Over the course of three weeks there were raids on the motor pools of the Sandinista forces and over thirty trucks were destroyed, and the Sandinista’s forced relocation program ended. The destruction of those trucks provided the indigenous groups the time and opportunity to eventually reach a negotiated agreement with the government.


It was in March of 1984 when I went to Salvador to help the cause of freedom, there. Unfortunately I found that we were on the ‘wrong’ side. Not that I supported the rebel factions in the fight, but while Jose Duarte was attempting the bring the military under civilian control, the process was difficult, at best.



The Salvadorian Army, with their US advisers were utilizing a ‘scorched earth policy that I thought to be counter-productive. Members of the Atlacti Battalion, men that I knew from the School of the Americas told me of how when deployed to Morazan they had witnessed the massacre of at least 750 civilians. I was witness to General Adolfo Blandón, the Salvadoran Army Chief of Staff saying;

 "Before 1983, we never took prisoners of war."
General Adolfo Blandón, the Salvadoran Army Chief of Staff

But Durante was trying to bring some order to the madness, but he was bound by political realities. His primary opposition within the government came from the more ‘radical right’, personified by Roberto D'Aubuisson, an Army Major and what could only be described as a ‘right wing’ ideologue. Kind of a fascist, really.

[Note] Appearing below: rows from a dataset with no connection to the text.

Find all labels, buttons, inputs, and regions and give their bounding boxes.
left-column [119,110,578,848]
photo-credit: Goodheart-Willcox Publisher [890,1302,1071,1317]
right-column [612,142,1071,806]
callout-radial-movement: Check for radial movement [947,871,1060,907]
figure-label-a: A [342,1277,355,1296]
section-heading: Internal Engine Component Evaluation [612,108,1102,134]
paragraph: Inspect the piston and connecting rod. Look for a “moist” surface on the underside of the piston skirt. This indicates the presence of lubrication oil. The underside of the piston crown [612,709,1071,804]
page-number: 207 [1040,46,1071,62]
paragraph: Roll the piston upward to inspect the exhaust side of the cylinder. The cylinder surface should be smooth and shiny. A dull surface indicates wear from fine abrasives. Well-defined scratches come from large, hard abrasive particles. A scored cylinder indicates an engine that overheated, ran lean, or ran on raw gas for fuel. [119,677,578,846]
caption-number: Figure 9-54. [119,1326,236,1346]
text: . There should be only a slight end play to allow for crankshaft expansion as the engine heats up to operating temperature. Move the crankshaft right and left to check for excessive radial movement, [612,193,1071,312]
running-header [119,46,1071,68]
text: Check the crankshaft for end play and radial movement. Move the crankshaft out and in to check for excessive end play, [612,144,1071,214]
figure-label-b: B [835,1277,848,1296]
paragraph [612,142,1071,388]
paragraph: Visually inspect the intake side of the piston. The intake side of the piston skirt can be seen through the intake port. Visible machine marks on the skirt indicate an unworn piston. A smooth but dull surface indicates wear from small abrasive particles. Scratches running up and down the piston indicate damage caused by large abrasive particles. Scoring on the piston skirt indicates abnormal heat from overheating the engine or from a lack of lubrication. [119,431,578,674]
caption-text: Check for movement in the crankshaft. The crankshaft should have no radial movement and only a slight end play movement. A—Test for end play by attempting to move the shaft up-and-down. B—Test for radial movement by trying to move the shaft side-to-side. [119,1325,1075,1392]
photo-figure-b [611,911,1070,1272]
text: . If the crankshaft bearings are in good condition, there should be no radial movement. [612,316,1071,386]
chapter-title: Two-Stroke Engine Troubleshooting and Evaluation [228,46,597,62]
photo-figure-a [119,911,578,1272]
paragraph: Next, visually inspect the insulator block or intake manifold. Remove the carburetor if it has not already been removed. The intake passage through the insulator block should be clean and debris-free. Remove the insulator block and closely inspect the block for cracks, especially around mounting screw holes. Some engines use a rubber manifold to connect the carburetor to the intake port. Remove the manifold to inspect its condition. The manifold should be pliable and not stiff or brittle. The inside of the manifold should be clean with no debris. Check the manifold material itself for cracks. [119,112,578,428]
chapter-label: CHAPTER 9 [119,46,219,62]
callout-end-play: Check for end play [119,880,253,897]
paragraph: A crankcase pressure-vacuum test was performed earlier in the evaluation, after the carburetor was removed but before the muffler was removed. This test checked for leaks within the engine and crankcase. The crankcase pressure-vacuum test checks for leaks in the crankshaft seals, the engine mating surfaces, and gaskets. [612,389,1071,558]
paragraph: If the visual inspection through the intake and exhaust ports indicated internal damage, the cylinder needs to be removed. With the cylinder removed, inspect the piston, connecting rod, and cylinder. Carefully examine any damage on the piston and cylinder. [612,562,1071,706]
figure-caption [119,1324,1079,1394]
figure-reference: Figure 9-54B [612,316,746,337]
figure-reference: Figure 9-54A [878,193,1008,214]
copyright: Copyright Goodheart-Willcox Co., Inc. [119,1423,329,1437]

Under the auspices of President Durante the moderates within the Salvadorian Army tried to institute a ‘Civic-Action’ program in the province of Chalatenango. The first part of the program could have been successful; they were establishing local militia groups or ‘Citizen Defense Committees’, which were going to be utilized in guarding the economic infrastructure of the province. I went there and was assisting in the training of those volunteers, but on a parallel track the new regional commander, Lieutenant Colonel Sigifredo Ochoa Perez, a former director of the Treasury Police and political ally of Major Roberto d'Aubuisson, established 12 free-fire zones in Chalatenango.

 Lieutenant Colonel Sigifredo Ochoa Perez, left
 The idea that they were promoting, was that any inhabitants that could not be positively identified by the army were automatically classified as being insurgents. Ochoa came to call this policy the "Israeli Solution," as it was adapted from Israeli strategy employed in South Lebanon and promoted by the advisers that Roberto d'Aubuisson had brought in from Israel. During 1983 at least 8,000 civilians were killed in El Salvador.